You are correct.  The problem with honey bees is there's no end to the anthropomorphic references in honey bee literature and jargon.  We can start with 'honey' bee - although some might argue with me on this one.   Then there's Division of Labor (as if bees belonged to trades or unions).  Queen bee, Worker Bee, Nurse Bee, Guard Bee, Bee Dances, Round Dance.  And then the beekeepers and press who refer to our operant conditioning of bees, using their olfactory systems to discover things as Sniffer Bees!   I've yet to see a bee sniff anything.  And the list goes on and on.  Bees are claimed to show symptoms of diseases, yet from my training the proper term would be 'signs'.  I also wonder why anyone thinks that just because the bee has compound eyes, that the bee 'sees' a world as a mosaic of images - that's like looking at rods and cones in our eyes and assuming we'd see some form of pixelated view.  Tiny as it is, the bee has a brain - and I don't know what happens in their brains - but I doubt that the brain doesn't integrated the signals from the parts of the compound eye.  I can test the ability of bees to discriminate colors, shapes, edges, etc.  Clearly they can detect UV floral patterns  - we can't.  I've had students comment about the poor eyesight of bees - I'll bet if somehow we actually could 'talk' to bees, they'd consider our vision to be incredibly limited compared to theirs.
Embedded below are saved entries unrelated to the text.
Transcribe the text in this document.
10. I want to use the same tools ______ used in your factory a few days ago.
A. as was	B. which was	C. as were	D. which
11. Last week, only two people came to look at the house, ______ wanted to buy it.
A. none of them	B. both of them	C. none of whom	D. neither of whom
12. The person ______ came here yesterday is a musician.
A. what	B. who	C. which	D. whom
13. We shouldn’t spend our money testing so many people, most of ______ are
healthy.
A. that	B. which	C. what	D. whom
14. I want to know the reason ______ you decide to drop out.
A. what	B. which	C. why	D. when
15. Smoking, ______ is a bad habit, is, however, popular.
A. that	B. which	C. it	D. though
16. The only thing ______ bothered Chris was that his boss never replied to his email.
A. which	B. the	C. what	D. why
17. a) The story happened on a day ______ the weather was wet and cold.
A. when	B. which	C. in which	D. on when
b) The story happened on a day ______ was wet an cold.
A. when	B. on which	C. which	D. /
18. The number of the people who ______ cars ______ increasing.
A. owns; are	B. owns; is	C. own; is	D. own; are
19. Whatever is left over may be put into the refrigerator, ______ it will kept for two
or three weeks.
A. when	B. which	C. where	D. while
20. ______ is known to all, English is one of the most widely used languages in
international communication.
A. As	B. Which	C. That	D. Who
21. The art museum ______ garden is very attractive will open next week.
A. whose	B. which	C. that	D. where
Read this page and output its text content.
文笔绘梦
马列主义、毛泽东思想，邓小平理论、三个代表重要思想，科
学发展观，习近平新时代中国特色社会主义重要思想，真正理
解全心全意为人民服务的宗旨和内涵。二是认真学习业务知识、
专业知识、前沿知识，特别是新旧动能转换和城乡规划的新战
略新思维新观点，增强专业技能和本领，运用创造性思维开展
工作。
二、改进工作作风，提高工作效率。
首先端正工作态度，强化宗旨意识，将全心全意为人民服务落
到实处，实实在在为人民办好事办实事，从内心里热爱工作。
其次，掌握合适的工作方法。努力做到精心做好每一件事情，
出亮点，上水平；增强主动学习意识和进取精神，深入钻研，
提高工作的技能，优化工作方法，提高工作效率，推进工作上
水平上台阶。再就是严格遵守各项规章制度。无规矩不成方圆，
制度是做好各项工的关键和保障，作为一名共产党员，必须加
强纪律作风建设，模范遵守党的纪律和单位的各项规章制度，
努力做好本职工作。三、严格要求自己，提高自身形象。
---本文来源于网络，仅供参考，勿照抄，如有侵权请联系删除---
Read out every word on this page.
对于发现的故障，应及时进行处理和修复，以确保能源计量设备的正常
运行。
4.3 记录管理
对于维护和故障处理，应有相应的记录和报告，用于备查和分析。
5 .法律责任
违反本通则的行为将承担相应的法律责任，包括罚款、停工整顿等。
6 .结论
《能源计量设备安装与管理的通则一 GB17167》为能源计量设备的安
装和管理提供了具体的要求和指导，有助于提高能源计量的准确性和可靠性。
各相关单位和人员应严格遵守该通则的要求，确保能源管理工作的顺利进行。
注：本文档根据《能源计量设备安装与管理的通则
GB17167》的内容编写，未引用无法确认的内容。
So, I've had to compromise.  It's a bit ridiculous to insist on proper terms when the whole discipline is rift with anthropomorphisms.   And the press and the public rarely understands operant conditioning, but they do understand 'training'.  Symbolic Language = Dance Language - the anthropomorphic terms extend back to our instructors who chastised us for using incorrect terms, then added to these terms themselves.